The reason I got this system was because I didn’t want to shell out $40,000 right off the top. I wanted to show to people what was possible.
Soon we will be able to do community solar, where the community can choose to have its own solar farm. It would pay for itself through our collective use of the system. The cost is defrayed over the entire community.
This is being done in California and parts of NY. This would be very cheap to do and employ quite a few people.
Until then, we have leasing. Sungevity has a zero-percent-down lease option, no money out of pocket. Middle-income customers can now afford solar power.
Q: Anything else you’d like to add?
I love the idea of energy independence real energy independence, not the appearance of it, but the true realization of it.
The technology is here for a cleaner world, a safer world, a more independent world where we are not reliant on multinational corporations for our very existence.
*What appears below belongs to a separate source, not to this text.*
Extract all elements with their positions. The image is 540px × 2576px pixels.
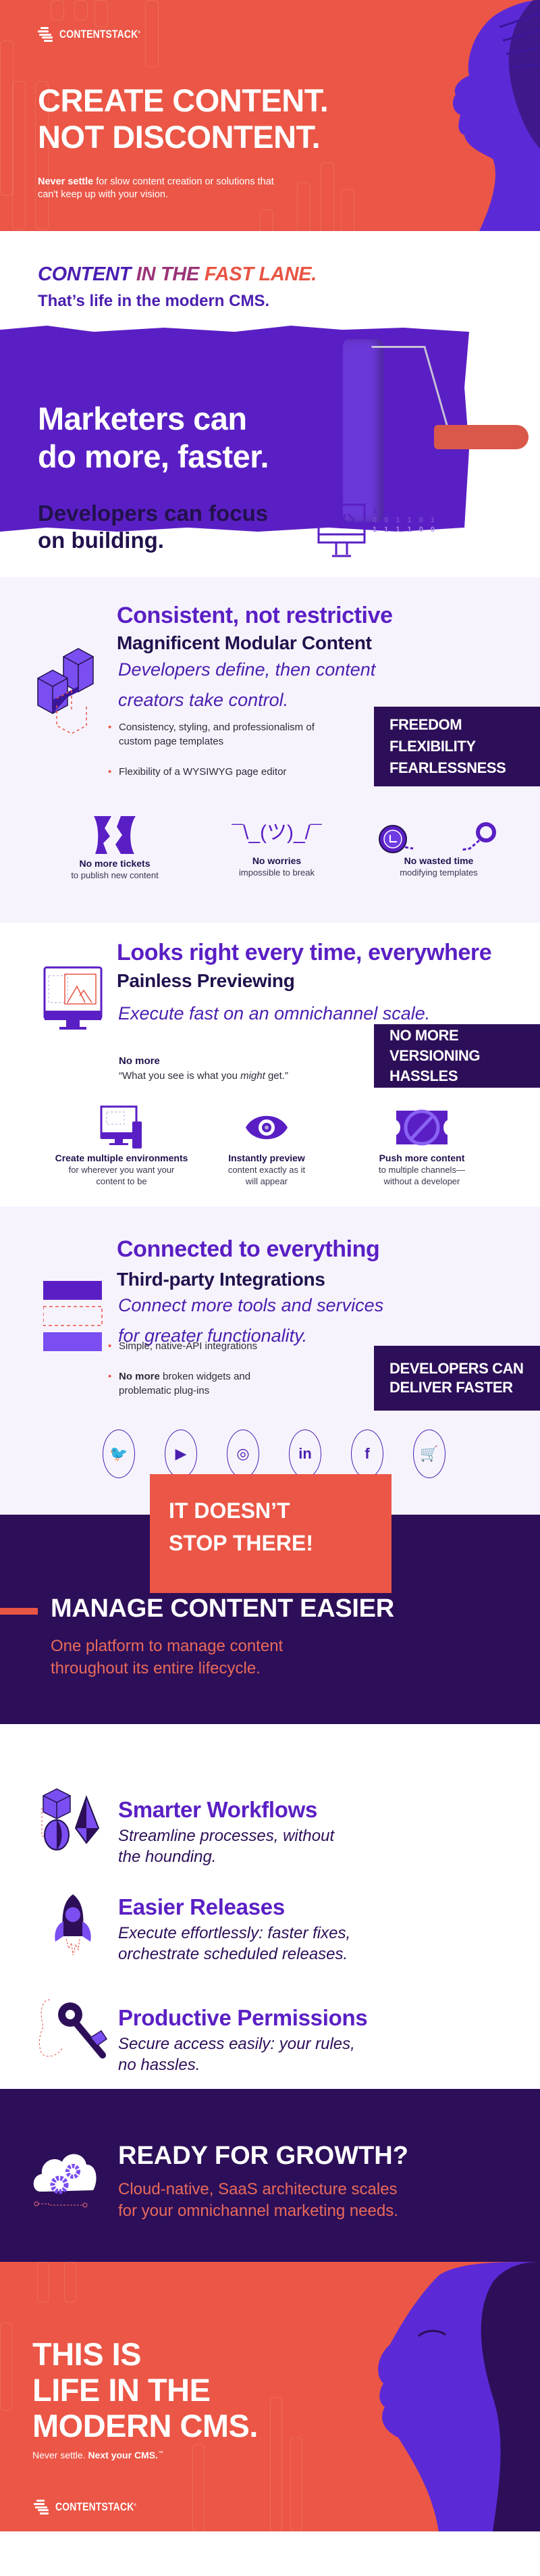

This is the truest form of democracy to me.
The fossil fuel industry has been leading us around by the nose for the last 70 years. They take an enormous amount of our tax money in subsidies and have a good amount of politicians in their pockets. They tell us where to go to war and have cost us dearly in military conflict.
It’s been a good run, and we have gained a lot from it. I am grateful to have had the industrial and technical revolutions. Now we are ripe for an energy revolution, a peaceful Sunlight Revolution.
We have been given a false equivalency: fossil fuel extraction or no lights, jobs or money. It just isn’t true. We do have another way. It is available to us today. We actually get a choice.
When I say, ‘“Power to the people,” I actually mean it. Literally.